At this year’s NiCE Interactions user conference, one message came through clearly: AI in customer experience is shifting from simple information lookups to agents that can take meaningful actions within well-defined business rules. Scott Russell, NiCE’s brand new CEO, summed it up in a question: “What if every interaction felt human, even the ones that are delivered by AI?” That idea framed the debut of CXOne Mpower Agents, which are designed to move beyond today’s chatbots by automating tasks from start to finish.
This concept of “agentic AI” showed up not only in product announcements but also in customer examples. On the mainstage, Carnival UK described how it is gradually weaving AI into processes like identity verification and post-call summaries, with a focus on freeing human staff for more complex work. FedPoint, in a breakout session on its use of interaction analytics, shared how more advanced IVR routing and fraud detection are improving efficiency while protecting its high customer satisfaction scores. The takeaway is that brands are experimenting with automation that handles transactions, not just queries.
A second theme tied these stories together: trust and knowledge as the backbone of more consistent service. Several speakers emphasized that better orchestration—linking data, workflows, and AI—can reduce friction for customers and staff alike. “Knowledge empowers trust,” as one of Russell’s slides noted. For NiCE, this means investing not only in agentic AI but also in copilots that guide human agents, supervisors, and managers in real time with context and recommendations.
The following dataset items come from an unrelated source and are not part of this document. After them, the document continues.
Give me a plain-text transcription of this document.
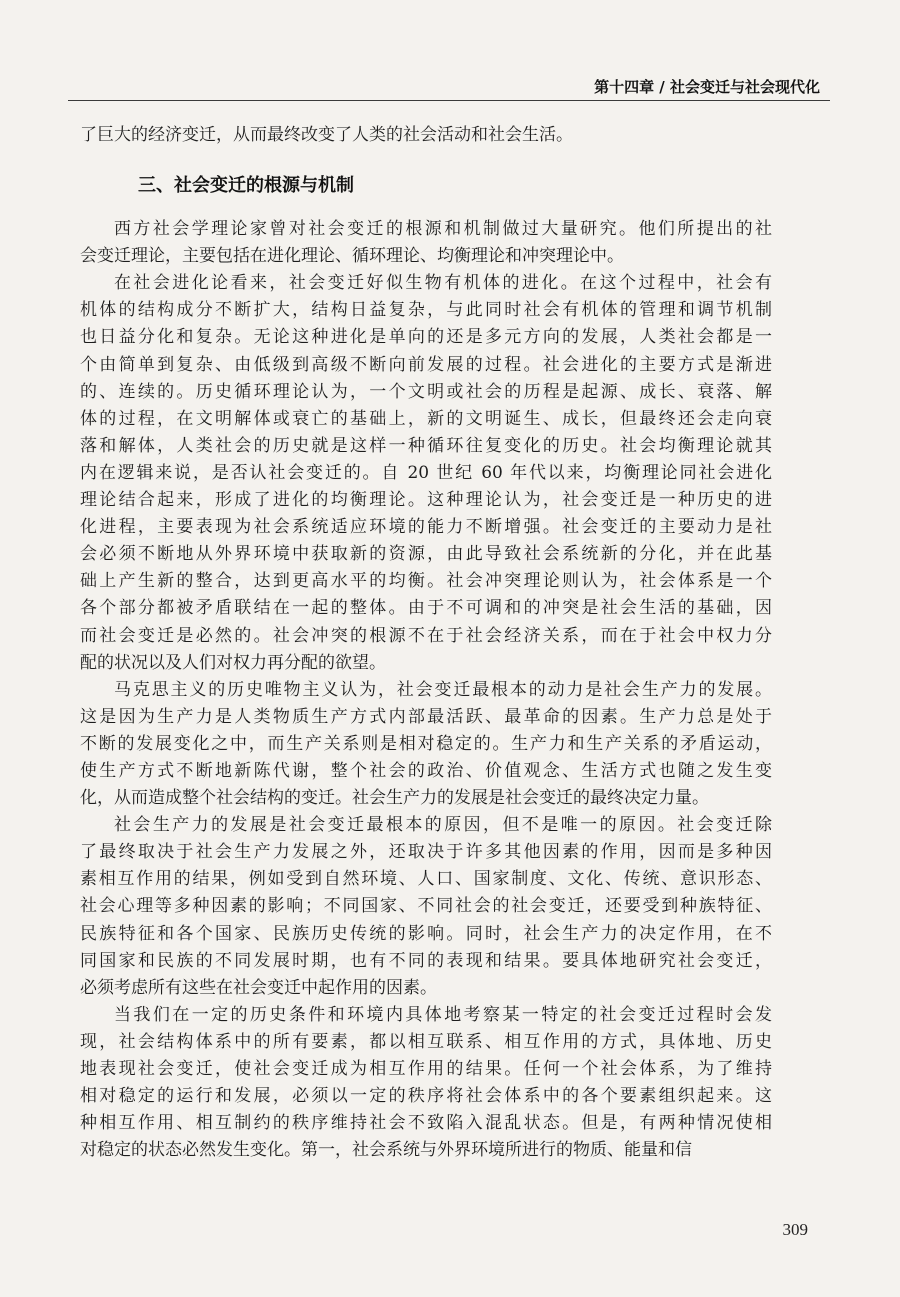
第十四章 / 社会变迁与社会现代化
了巨大的经济变迁，从而最终改变了人类的社会活动和社会生活。
三、社会变迁的根源与机制
西方社会学理论家曾对社会变迁的根源和机制做过大量研究。他们所提出的社
会变迁理论，主要包括在进化理论、循环理论、均衡理论和冲突理论中。
在社会进化论看来，社会变迁好似生物有机体的进化。在这个过程中，社会有
机体的结构成分不断扩大，结构日益复杂，与此同时社会有机体的管理和调节机制
也日益分化和复杂。无论这种进化是单向的还是多元方向的发展，人类社会都是一
个由简单到复杂、由低级到高级不断向前发展的过程。社会进化的主要方式是渐进
的、连续的。历史循环理论认为，一个文明或社会的历程是起源、成长、衰落、解
体的过程，在文明解体或衰亡的基础上，新的文明诞生、成长，但最终还会走向衰
落和解体，人类社会的历史就是这样一种循环往复变化的历史。社会均衡理论就其
内在逻辑来说，是否认社会变迁的。自 20 世纪 60 年代以来，均衡理论同社会进化
理论结合起来，形成了进化的均衡理论。这种理论认为，社会变迁是一种历史的进
化进程，主要表现为社会系统适应环境的能力不断增强。社会变迁的主要动力是社
会必须不断地从外界环境中获取新的资源，由此导致社会系统新的分化，并在此基
础上产生新的整合，达到更高水平的均衡。社会冲突理论则认为，社会体系是一个
各个部分都被矛盾联结在一起的整体。由于不可调和的冲突是社会生活的基础，因
而社会变迁是必然的。社会冲突的根源不在于社会经济关系，而在于社会中权力分
配的状况以及人们对权力再分配的欲望。
马克思主义的历史唯物主义认为，社会变迁最根本的动力是社会生产力的发展。
这是因为生产力是人类物质生产方式内部最活跃、最革命的因素。生产力总是处于
不断的发展变化之中，而生产关系则是相对稳定的。生产力和生产关系的矛盾运动，
使生产方式不断地新陈代谢，整个社会的政治、价值观念、生活方式也随之发生变
化，从而造成整个社会结构的变迁。社会生产力的发展是社会变迁的最终决定力量。
社会生产力的发展是社会变迁最根本的原因，但不是唯一的原因。社会变迁除
了最终取决于社会生产力发展之外，还取决于许多其他因素的作用，因而是多种因
素相互作用的结果，例如受到自然环境、人口、国家制度、文化、传统、意识形态、
社会心理等多种因素的影响；不同国家、不同社会的社会变迁，还要受到种族特征、
民族特征和各个国家、民族历史传统的影响。同时，社会生产力的决定作用，在不
同国家和民族的不同发展时期，也有不同的表现和结果。要具体地研究社会变迁，
必须考虑所有这些在社会变迁中起作用的因素。
当我们在一定的历史条件和环境内具体地考察某一特定的社会变迁过程时会发
现，社会结构体系中的所有要素，都以相互联系、相互作用的方式，具体地、历史
地表现社会变迁，使社会变迁成为相互作用的结果。任何一个社会体系，为了维持
相对稳定的运行和发展，必须以一定的秩序将社会体系中的各个要素组织起来。这
种相互作用、相互制约的秩序维持社会不致陷入混乱状态。但是，有两种情况使相
对稳定的状态必然发生变化。第一，社会系统与外界环境所进行的物质、能量和信
309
Both ideas—action-oriented AI and trust-driven orchestration—reflect where NiCE sees the market heading. Companies may spend more on technology, but the expectation is that cost savings elsewhere will keep budgets stable overall. If this approach works as intended, customers should see smoother journeys, frontline staff should gain more support, and brands should deliver service that feels more personal, even when AI does most of the work.
Partnership And Data Strategy
A subtle but significant shift at this year’s Interactions was NiCE’s approach to partnerships. Long known for delivering a tightly integrated, end-to-end platform, NiCE is now signaling a more open stance—willing to plug into broader enterprise ecosystems. The most visible example? A deepening relationship with ServiceNow, hinting at a future where AI agents span front office, back office, and customer service operations. That’s not just a technical integration; it’s a strategic acknowledgment that agentic AI—AI that acts, not just answers—relies on access to the full context of a customer’s journey, not just what lives in a CRM or a contact center transcript.
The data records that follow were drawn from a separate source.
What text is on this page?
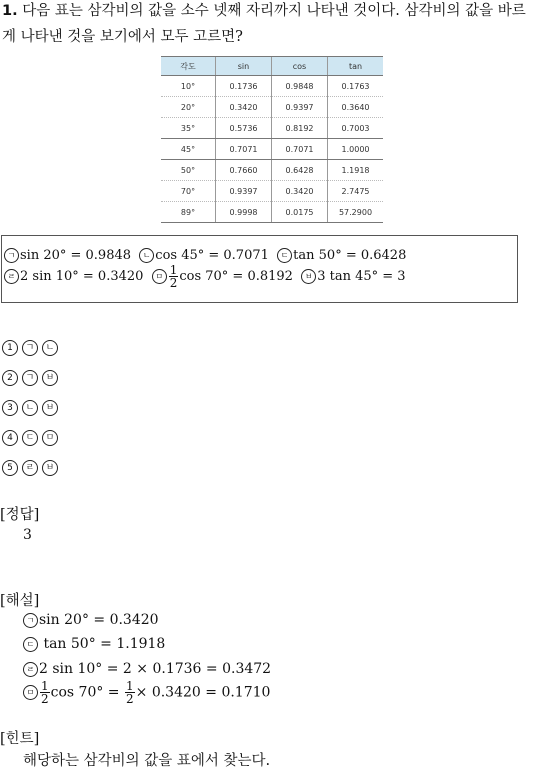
1. 다음 표는 삼각비의 값을 소수 넷째 자리까지 나타낸 것이다. 삼각비의 값을 바르게 나타낸 것을 보기에서 모두 고르면?
각도	sin	cos	tan
10°	0.1736	0.9848	0.1763
20°	0.3420	0.9397	0.3640
35°	0.5736	0.8192	0.7003
45°	0.7071	0.7071	1.0000
50°	0.7660	0.6428	1.1918
70°	0.9397	0.3420	2.7475
89°	0.9998	0.0175	57.2900
ㄱ sin 20° = 0.9848 ㄴ cos 45° = 0.7071 ㄷ tan 50° = 0.6428
ㄹ 2 sin 10° = 0.3420 ㅁ $\frac{1}{2}$ cos 70° = 0.8192 ㅂ 3 tan 45° = 3
1 ㄱ ㄴ
2 ㄱ ㅂ
3 ㄴ ㅂ
4 ㄷ ㅁ
5 ㄹ ㅂ
[정답]
3
[해설]
ㄱ sin 20° = 0.3420
ㄷ tan 50° = 1.1918
ㄹ 2 sin 10° = 2 × 0.1736 = 0.3472
ㅁ $\frac{1}{2}$ $\cos 70^\circ = \frac{1}{2} \times 0.3420 = 0.1710$
[힌트]
해당하는 삼각비의 값을 표에서 찾는다.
Of course, that kind of orchestration requires quality data, and lots of it. As companies like Salesforce move to acquire data integration players like Informatica, the signal is clear: owning the pipes and plumbing matters in an agentic world. What counts as “quality” data—three months old, three years old, real-time?—remains an open debate, especially in multi-vendor environments where ownership and governance get messy fast. But NiCE seems well-positioned to help brands navigate that complexity. Its real-time analytics, behavioral models, and increasing focus on cross-platform data orchestration suggest a future where CX intelligence isn’t walled off in a single suite but shared across systems to power AI agents that actually deliver.
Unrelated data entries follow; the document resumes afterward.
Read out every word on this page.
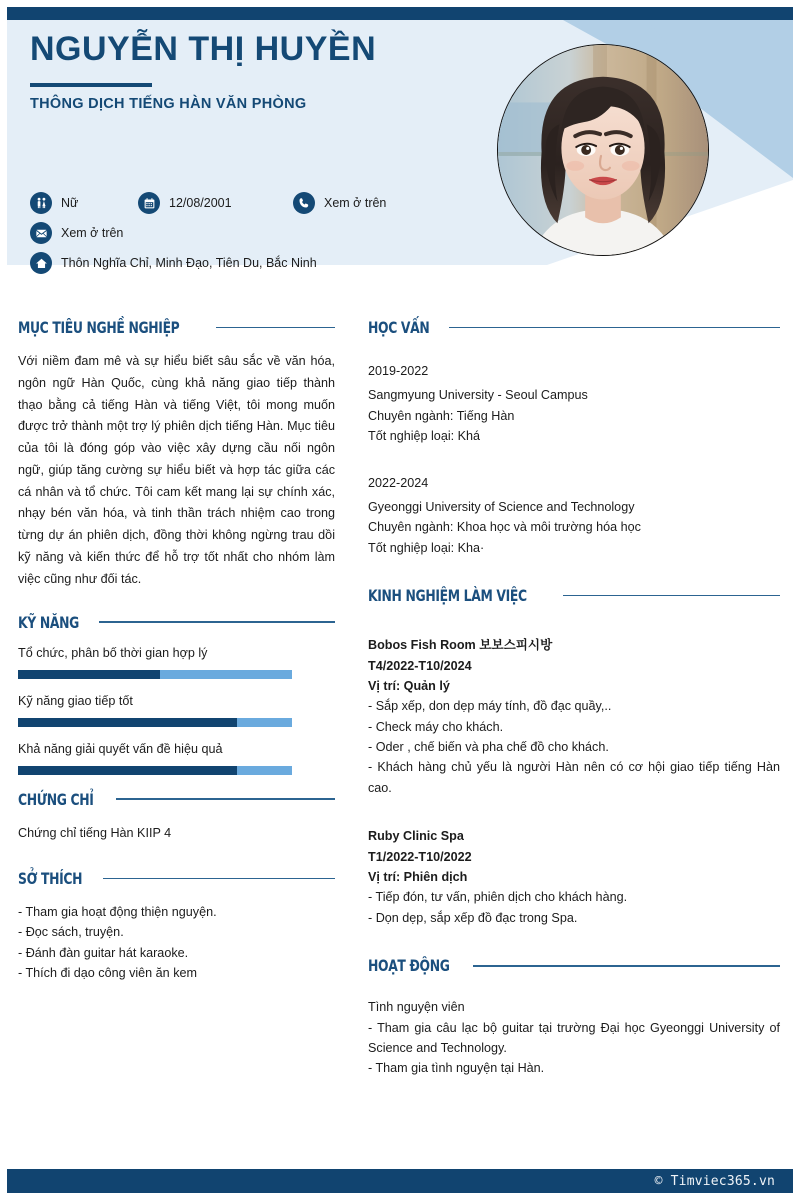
NGUYỄN THỊ HUYỀN
THÔNG DỊCH TIẾNG HÀN VĂN PHÒNG
Nữ	12/08/2001	Xem ở trên
Xem ở trên
Thôn Nghĩa Chỉ, Minh Đạo, Tiên Du, Bắc Ninh
MỤC TIÊU NGHỀ NGHIỆP

Với niềm đam mê và sự hiểu biết sâu sắc về văn hóa, ngôn ngữ Hàn Quốc, cùng khả năng giao tiếp thành thạo bằng cả tiếng Hàn và tiếng Việt, tôi mong muốn được trở thành một trợ lý phiên dịch tiếng Hàn. Mục tiêu của tôi là đóng góp vào việc xây dựng cầu nối ngôn ngữ, giúp tăng cường sự hiểu biết và hợp tác giữa các cá nhân và tổ chức. Tôi cam kết mang lại sự chính xác, nhạy bén văn hóa, và tinh thần trách nhiệm cao trong từng dự án phiên dịch, đồng thời không ngừng trau dồi kỹ năng và kiến thức để hỗ trợ tốt nhất cho nhóm làm việc cũng như đối tác.

KỸ NĂNG
Tổ chức, phân bố thời gian hợp lý
Kỹ năng giao tiếp tốt
Khả năng giải quyết vấn đề hiệu quả
CHỨNG CHỈ
Chứng chỉ tiếng Hàn KIIP 4
SỞ THÍCH
- Tham gia hoạt động thiện nguyện.
- Đọc sách, truyện.
- Đánh đàn guitar hát karaoke.
- Thích đi dạo công viên ăn kem
HỌC VẤN
2019-2022
Sangmyung University - Seoul Campus
Chuyên ngành: Tiếng Hàn
Tốt nghiệp loại: Khá
2022-2024
Gyeonggi University of Science and Technology
Chuyên ngành: Khoa học và môi trường hóa học
Tốt nghiệp loại: Kha·
KINH NGHIỆM LÀM VIỆC
Bobos Fish Room 보보스피시방
T4/2022-T10/2024
Vị trí: Quản lý
- Sắp xếp, don dẹp máy tính, đồ đạc quầy,..
- Check máy cho khách.
- Oder , chế biến và pha chế đồ cho khách.
- Khách hàng chủ yếu là người Hàn nên có cơ hội giao tiếp tiếng Hàn cao.
Ruby Clinic Spa
T1/2022-T10/2022
Vị trí: Phiên dịch
- Tiếp đón, tư vấn, phiên dịch cho khách hàng.
- Dọn dẹp, sắp xếp đồ đạc trong Spa.
HOẠT ĐỘNG
Tình nguyện viên
- Tham gia câu lạc bộ guitar tại trường Đại học Gyeonggi University of Science and Technology.
- Tham gia tình nguyện tại Hàn.
© Timviec365.vn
Introducing MPower Agents: Making AI Do the Work
NiCE’s biggest product spotlight at Interactions was CXone Mpower Agents, which mark a notable leap from today’s reactive chatbots and static process automations. These are designed to act—approving refunds, processing claims, orchestrating workflows—based on outcome-driven prompts defined in the new Mpower AI Studio. What sets them apart is their ability to draw on behavioral signals, domain-specific models, and NiCE’s wider CX ecosystem to automate from start to finish, not just start conversations.
The bigger idea here is that AI shouldn’t just answer questions—it should get things done. Mpower Agents reflect NiCE’s vision of AI that listens, reasons, and takes action within clear business rules. This isn’t about replacing the human agent but augmenting them with intelligent systems that move tasks forward, whether it’s summarizing an interaction or completing a transaction behind the scenes.
That shift—toward agentic, action-oriented AI—is what makes the Mpower approach more than just another genAI wrapper. It’s an attempt to rewire how outcomes are delivered across CX. And if NiCE can successfully combine this capability with orchestration across tools like ServiceNow and real-time data flows? That’s when AI stops being just a helper and starts acting as a true business partner.